The rest of us would remain behind to talk about our own experiences, ask questions, and raise issues of concern. As people began to introduce themselves, my mind went back to our own journey.
Our daughter had been assigned male at birth — we soon learned the appropriate words and phrases used in gender-diverse circles — but had always behaved like a typical girl.
Believing ourselves to be open-minded parents, we bought her the dolls she craved and allowed her to dress up at home. Cashiers at toy shops would glare at her and say: “Is this doll for you?”
We would say, “It’s for our daughter.” Not actually a lie, but we didn’t know it at the time!
At the age of 13, our daughter came out as transgender. We weren’t sure what that meant but once we learnt, we were shocked. We spoke about it. Then came denial.

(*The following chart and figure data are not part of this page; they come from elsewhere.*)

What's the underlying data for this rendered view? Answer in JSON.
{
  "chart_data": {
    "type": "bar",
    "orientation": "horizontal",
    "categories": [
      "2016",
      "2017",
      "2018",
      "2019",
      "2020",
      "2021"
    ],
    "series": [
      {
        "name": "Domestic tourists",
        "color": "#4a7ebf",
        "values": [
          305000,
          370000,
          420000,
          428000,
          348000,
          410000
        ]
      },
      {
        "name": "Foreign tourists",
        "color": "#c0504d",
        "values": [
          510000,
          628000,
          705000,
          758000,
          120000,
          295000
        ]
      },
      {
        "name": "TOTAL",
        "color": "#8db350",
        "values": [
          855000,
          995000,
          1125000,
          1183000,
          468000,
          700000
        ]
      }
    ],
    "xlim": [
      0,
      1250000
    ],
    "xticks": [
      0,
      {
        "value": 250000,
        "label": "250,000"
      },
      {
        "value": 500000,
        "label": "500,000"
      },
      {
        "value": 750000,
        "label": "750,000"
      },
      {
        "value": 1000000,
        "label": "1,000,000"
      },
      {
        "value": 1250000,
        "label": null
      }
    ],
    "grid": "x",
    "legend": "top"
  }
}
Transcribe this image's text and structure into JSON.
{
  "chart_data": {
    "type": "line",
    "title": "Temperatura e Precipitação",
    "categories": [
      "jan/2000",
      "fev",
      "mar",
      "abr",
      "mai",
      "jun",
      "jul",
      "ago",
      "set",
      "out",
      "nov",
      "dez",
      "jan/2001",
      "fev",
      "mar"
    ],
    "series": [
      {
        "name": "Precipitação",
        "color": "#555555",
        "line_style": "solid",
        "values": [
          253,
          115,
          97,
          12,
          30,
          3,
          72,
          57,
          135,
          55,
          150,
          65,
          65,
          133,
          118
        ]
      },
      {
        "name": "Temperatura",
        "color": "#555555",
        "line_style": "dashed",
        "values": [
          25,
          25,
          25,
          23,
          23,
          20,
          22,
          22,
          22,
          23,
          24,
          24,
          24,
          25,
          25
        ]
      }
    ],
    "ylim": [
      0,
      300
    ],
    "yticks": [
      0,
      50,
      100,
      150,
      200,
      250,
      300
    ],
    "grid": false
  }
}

We discussed it thoroughly and did a lot of reading. We finally accepted that she truly believed herself to be a girl.
What could we do? You love your child, you want to do what’s in their best interests, you want to support them, no matter how hard it is.
We sought professional help and put her onto puberty blockers. It was the beginning of a long and challenging journey of transitioning from one gender to another.
After your child comes out, there are numerous difficulties. Learning to address your child by their chosen name and pronoun took months before it became a habit.
We had been referring to her as he/him for 13 years. Impossible to change overnight. And how do you tell extended family and friends? All at once, or one at a time? How do you handle disapproval or rejection?
What about schools? Now there’s a can of worms! Schools with experience of dealing with gender-diverse children are generally accommodating. Problems are few and well handled. Other schools are not as enlightened.
Parents might discover that a transgender girl is using the female toilets. Shock and horror! But honestly, a transgender girl is going to go through all the difficulties of being trans in order to see another girl’s genitals? Not a chance.
Many parents spoke about being compelled to move their child to another school, because the child had been harassed to the point of considering suicide.
One couple at that first meeting had a particularly poignant story to tell. Their transgender grandson had come out to his parents, only to be rejected and told to leave the house.
In despair, he had wandered around the city for days, and finally plucked up the courage to go to his grandparents. They welcomed him into their home and gave him unconditional love and support.
They had come to the meeting in the hope that they and their grandson would find acceptance and encouragement. They were not disappointed.
Which brings us to the litany of mental health issues that plague most transgender and gender-diverse children. Anxiety, depression, self-harm, suicidal ideation, and an inevitable loss of self-worth.
It was a relief to share our stories. Parents who were further along in their journey offered hope to the rest of us. The difficulties, they assured us, would become gradually easier to manage.
And now, years after our daughter came out, we can see they were right.
As we learn and grow with our children, share with others, read and research and care less about what outsiders say and think, it becomes easier.
It will always have its challenges, for both parents and children. It will always be something that sets us apart from other families, and not necessarily in a bad way.
Many of us feel blessed to have travelled so closely with our children, to have learnt so much about diversity and tolerance and the rights of all to be treated equally.
The journey doesn’t end. There’s always room for growth. More to learn, more challenges to overcome.
I believe we have become better and stronger people, and that our children have taught us the value of accepting and embracing diversity in life.